Unveiling the Authenticity of Pearl Necklaces: A Comprehensive Guide
How to Tell If a Pearl Necklace Is Real
Knowing the difference between a fake and authentic pearl can be valuable when inheriting jewelry from a loved one, buying vintage, or buying new.
How Authentic Pearls Are Made
An authentic pearl must be produced inside a freshwater or saltwater oyster. These stones start as hard particles that enter the oyster. As a defense mechanism, the oyster’s body releases conchiolin carbonate, or nacre, that covers the irritant. This coating creates the iconic surface of a pearl.
Most pearls are cultured, which means professionals place beads inside oysters to start the pearl-making process. Natural pearls created without human involvement are rare. A cultured pearl is still a real pearl, although some jewelers may use the word “natural” to describe cultured pearls as a way to advertise their authenticity.
How Fake Pearls Are Created
Fake or imitation pearls are human-made beads that are usually comprised of plastic, glass, or alabaster. Imitation pearls can vary widely in quality. Some may clearly be painted plastic beads, while others may be more convincing. For example, Majorica is a Spanish company known for its fake pearl, which is an impressive imitation of the real thing.

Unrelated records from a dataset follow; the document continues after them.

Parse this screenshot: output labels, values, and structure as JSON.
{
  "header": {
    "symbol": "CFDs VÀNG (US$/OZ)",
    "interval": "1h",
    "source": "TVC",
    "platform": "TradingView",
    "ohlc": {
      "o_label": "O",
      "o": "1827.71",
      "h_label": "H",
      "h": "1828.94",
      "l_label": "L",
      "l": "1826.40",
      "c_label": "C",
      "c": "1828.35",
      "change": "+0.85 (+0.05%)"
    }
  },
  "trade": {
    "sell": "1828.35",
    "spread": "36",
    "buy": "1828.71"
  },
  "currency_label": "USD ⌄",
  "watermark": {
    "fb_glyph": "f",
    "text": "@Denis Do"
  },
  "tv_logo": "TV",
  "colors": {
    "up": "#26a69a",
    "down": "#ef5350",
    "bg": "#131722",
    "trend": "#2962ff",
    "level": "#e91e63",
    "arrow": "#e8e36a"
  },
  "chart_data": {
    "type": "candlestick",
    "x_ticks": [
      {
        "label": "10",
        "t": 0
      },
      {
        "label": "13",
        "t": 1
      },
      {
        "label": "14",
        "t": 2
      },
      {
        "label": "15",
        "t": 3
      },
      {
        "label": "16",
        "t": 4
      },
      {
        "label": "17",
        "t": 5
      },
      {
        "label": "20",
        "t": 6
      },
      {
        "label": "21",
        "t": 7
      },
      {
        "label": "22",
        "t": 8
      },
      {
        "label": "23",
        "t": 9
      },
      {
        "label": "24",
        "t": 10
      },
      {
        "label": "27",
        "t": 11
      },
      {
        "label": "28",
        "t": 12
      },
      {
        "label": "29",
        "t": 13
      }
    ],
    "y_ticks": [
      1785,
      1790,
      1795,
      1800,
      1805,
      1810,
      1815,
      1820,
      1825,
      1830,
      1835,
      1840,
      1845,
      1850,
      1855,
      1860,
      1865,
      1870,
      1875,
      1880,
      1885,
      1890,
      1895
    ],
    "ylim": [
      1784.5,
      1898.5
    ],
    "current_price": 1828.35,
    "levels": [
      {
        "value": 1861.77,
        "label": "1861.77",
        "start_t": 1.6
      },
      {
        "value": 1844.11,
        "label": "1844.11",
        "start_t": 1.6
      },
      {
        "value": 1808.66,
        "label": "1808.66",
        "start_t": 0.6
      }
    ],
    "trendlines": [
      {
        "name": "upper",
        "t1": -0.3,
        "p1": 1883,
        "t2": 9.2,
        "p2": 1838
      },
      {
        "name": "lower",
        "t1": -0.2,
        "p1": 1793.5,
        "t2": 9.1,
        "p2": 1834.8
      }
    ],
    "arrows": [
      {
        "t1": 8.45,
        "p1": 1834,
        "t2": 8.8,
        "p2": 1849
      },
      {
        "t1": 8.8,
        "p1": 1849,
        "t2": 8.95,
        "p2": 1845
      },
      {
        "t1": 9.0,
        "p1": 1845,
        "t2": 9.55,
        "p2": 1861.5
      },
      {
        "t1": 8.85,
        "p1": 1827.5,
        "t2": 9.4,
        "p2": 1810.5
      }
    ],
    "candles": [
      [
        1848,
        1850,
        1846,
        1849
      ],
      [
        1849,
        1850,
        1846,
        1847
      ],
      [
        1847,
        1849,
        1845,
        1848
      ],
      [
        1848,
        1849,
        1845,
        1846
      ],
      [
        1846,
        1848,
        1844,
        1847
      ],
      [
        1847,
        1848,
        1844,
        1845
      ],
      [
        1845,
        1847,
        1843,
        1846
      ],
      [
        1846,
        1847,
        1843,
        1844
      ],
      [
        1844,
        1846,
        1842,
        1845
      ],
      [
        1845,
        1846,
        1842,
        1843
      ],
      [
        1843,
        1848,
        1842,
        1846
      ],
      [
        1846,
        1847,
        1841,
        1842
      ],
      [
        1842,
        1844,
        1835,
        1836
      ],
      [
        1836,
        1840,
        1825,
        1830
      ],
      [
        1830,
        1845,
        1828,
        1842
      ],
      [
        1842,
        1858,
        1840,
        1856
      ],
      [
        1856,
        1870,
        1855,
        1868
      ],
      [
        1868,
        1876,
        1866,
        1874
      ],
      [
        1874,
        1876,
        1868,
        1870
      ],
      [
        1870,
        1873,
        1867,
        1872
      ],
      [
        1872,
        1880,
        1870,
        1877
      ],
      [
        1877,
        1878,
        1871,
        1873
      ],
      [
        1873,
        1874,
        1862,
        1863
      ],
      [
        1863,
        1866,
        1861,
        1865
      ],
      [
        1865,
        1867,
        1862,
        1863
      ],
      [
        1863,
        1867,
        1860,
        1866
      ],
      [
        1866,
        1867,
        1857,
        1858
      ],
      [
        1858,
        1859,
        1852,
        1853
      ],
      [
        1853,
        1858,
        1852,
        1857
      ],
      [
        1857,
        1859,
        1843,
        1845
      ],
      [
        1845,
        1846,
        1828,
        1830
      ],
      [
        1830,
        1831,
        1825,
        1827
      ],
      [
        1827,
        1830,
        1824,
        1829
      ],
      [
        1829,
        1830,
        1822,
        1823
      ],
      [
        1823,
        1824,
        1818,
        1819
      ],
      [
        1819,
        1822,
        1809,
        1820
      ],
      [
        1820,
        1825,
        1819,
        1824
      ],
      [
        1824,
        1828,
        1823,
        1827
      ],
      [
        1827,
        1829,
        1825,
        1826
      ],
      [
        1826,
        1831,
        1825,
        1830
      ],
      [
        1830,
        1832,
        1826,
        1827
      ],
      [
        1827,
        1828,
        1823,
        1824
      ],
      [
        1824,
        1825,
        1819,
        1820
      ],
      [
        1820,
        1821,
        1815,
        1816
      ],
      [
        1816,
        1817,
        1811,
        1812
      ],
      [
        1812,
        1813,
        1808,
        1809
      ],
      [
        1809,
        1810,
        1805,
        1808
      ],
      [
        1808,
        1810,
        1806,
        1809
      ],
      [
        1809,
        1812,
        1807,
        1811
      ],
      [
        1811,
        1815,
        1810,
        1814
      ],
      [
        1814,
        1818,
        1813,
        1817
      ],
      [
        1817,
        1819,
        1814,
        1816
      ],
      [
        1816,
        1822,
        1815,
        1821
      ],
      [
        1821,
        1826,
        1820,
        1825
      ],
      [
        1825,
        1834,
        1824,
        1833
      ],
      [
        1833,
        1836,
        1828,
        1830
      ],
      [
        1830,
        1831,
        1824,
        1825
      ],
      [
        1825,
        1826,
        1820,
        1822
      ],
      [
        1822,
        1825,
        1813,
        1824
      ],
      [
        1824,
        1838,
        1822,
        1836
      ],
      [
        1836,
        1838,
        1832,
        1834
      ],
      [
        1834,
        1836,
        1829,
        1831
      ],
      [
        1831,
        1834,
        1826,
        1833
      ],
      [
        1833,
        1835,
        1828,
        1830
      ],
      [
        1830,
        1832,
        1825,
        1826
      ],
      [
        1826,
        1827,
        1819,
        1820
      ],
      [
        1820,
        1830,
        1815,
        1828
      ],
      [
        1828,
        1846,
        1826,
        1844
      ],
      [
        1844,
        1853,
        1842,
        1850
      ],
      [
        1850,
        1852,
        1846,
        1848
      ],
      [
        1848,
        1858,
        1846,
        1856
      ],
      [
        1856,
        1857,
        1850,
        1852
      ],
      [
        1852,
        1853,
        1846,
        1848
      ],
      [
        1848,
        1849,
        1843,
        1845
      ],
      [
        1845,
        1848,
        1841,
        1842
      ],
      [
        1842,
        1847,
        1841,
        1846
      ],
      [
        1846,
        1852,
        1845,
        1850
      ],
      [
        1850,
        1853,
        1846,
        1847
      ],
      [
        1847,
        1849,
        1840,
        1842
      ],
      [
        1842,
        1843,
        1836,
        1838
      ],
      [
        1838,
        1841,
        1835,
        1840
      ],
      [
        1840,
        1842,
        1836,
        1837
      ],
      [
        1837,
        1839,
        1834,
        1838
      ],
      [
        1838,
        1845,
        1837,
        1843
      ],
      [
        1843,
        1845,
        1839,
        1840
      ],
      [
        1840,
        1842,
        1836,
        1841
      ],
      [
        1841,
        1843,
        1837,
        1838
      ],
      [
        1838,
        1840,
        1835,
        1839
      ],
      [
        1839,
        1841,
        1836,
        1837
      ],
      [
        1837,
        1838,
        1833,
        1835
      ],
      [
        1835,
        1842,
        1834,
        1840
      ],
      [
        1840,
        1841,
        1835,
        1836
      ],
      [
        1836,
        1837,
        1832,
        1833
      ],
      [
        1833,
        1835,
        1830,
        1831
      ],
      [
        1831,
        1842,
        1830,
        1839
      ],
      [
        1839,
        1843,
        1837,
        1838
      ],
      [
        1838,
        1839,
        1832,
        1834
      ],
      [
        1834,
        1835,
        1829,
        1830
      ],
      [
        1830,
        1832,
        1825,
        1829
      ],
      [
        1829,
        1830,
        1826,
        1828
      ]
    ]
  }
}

How to Tell Fake Pearls From Real Pearls
Taking your pearl jewelry to a jeweler can help you know for certain if a pearl is real. You can also use a combination of identifiers to make an educated assessment yourself.
Feel the Temperature and Texture
When you first touch a pearl, it will be cold to the touch for the first few seconds. Imitation pearls will take on the room’s temperature and should not feel noticeably colder. Real pearls also have a slightly gritty texture, while imitation pearls feel smooth.
Examine the Surface
Real pearls are made by oysters, so even the most high-quality stones will have a natural texture. Examine a pearl closely — preferably under magnification — and look for small irregularities or ridges. A completely uniform texture on the surface typically indicates a human-made pearl.
Inspect the Shape
Natural pearls will not have a perfectly uniform shape. Inspecting the shape may not be helpful for baroque pearls, but it will be for round pearls. As a rule, natural pearls are worth more when they are round. Jewelers strive to source a collection of round pearls to create strand necklaces, but these pearls should not be uniform. Look for slight variations in size and edges. Uniform pearls in a single strand are likely fake.
Note the Color
Color variations in a pearl are a desirable feature of the stone, and they are often hard to capture in a human-made bead. View a pearl from different angles and in various types of light. You should notice subtle color changes from whites and creams to golds and pinks. Imitation pearls will lack this dimension and have a flatter, more consistent color.
Look at the Drill Hole
A pearl’s nacre coating is incredibly strong and allows for a small, clean hole drilled into the stone. In contrast, a fake pearl will have a larger drill hole. You may even notice that the bead’s synthetic coating is thinner around the hole.